Ну, ладно, а как же то, что называют душевной близостью, общностью интересов, это вам так, сапоги всмятку? А доброта, заботливость, беззаветность, широта? Все это было у Мары в достатке — так какого рожна, Юрочка?.. Жил бы сейчас, как у Христа за пазухой, в Большом Козихинском переулке и не знал всего этого раздрыга: где, с кем?.. И никто не говорил бы тебе, упрямо уставившись в землю, что надо расстаться…
Эти мысли промелькнули почти мгновенно, пока мы с Риммой молчали, не глядя друг на друга.
У нее вообще раздражающая меня манера подолгу молчать, особенно когда разговариваем по телефону, а я из автоматной будки, а там очередь. Это помимо многого другого, что также раздражало. К примеру, при склонности спорить (часто тоже молча, но я-то, все равно, чувствовал), она не любила брать на себя решение простейших вопросов: таких, как — куда пойдем? Какое вино купить? Каким транспортом ехать?.. Мара такие проблемы решала с налета. Но зато какое у Риммы превосходное чувство юмора, какая самоотверженность по отношению к родным и друзьям!.. А какие ноги!.. О прочем молчу. (Хотя Мара была очень стройная.)

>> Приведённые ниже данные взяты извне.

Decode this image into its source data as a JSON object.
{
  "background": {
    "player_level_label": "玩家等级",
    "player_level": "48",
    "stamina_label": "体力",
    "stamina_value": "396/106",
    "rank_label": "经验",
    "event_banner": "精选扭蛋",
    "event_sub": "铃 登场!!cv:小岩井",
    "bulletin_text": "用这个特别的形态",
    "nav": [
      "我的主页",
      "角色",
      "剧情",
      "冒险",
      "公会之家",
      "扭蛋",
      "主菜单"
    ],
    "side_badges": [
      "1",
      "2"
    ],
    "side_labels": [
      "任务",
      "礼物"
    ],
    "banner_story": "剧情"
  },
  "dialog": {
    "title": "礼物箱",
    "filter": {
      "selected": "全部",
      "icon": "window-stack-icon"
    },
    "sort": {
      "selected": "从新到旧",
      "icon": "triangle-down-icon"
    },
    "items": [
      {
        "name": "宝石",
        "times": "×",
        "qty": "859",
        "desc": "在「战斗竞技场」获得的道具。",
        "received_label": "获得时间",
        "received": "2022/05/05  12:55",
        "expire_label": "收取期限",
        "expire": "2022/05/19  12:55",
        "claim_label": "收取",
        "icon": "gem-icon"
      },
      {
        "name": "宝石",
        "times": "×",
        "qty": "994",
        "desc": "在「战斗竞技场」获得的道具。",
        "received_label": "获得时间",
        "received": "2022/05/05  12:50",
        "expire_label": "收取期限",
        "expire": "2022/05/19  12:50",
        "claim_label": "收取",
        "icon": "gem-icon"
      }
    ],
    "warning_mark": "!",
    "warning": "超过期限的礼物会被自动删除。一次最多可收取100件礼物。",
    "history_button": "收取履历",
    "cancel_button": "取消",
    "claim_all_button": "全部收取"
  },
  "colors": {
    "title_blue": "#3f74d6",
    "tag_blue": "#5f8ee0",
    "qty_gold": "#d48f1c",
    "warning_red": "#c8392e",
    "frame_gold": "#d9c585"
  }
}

(Кстати, не думайте, если думаете, что именно так я рассуждал в то время, о каком пишу. Свои тогдашние записи, если они были, я, конечно, обработал, дополнил или сократил.)
Еще вспомнил я в минуты молчания, что как раз на днях мы очередной раз повздорили с Риммой — вернее, я вскипел, когда долго решался эпохальный вопрос: ехать или не ехать на Пятницкую, где в угловом кинотеатре идет трофейный фильм с Конрадом Вейдтом, и в результате, когда все-таки поехали, билетов не было даже у спекулянтов. Тут уж я дал волю раздражению. В тот вечер Римма впервые и сказала, что устала от моих взрывов и срывов по мелочам, от вечных жалоб на то, как все плохо, противно — начиная с советской власти и кончая очередями у дверей ресторанов и коктейль-холла на Тверской. И вот теперь, на скамейке недалеко от памятника Гоголю, повторила свое утверждение с напугавшей меня серьезностью. Что ж, это ее право, о чем тут спорить? Хотя, при желании, мог бы возразить, что, несмотря на ужасающий характер, у меня, к счастью, всегда было (и есть) немало друзей, в том числе с достаточно долгим стажем — например, уже известная Римме Миля, с которой мы дружим (и как!) с девятого класса (больше пятнадцати лет); а еще Игорь Орловский (тоже лет восемь), и Миша Ревзин, и Жанна, и Полина, и Бэлла. И общие друзья с моим братом — целых трое. И Гурген из «Московского комсомольца», тянется ко мне, хотя я дал ему понять, что несколько удивлен, мягко выражаясь, его недавней статьей в «Литературной газете» о гнусных происках какого-то еврейского «Джойнта». Зачем ему нужно в это лезть?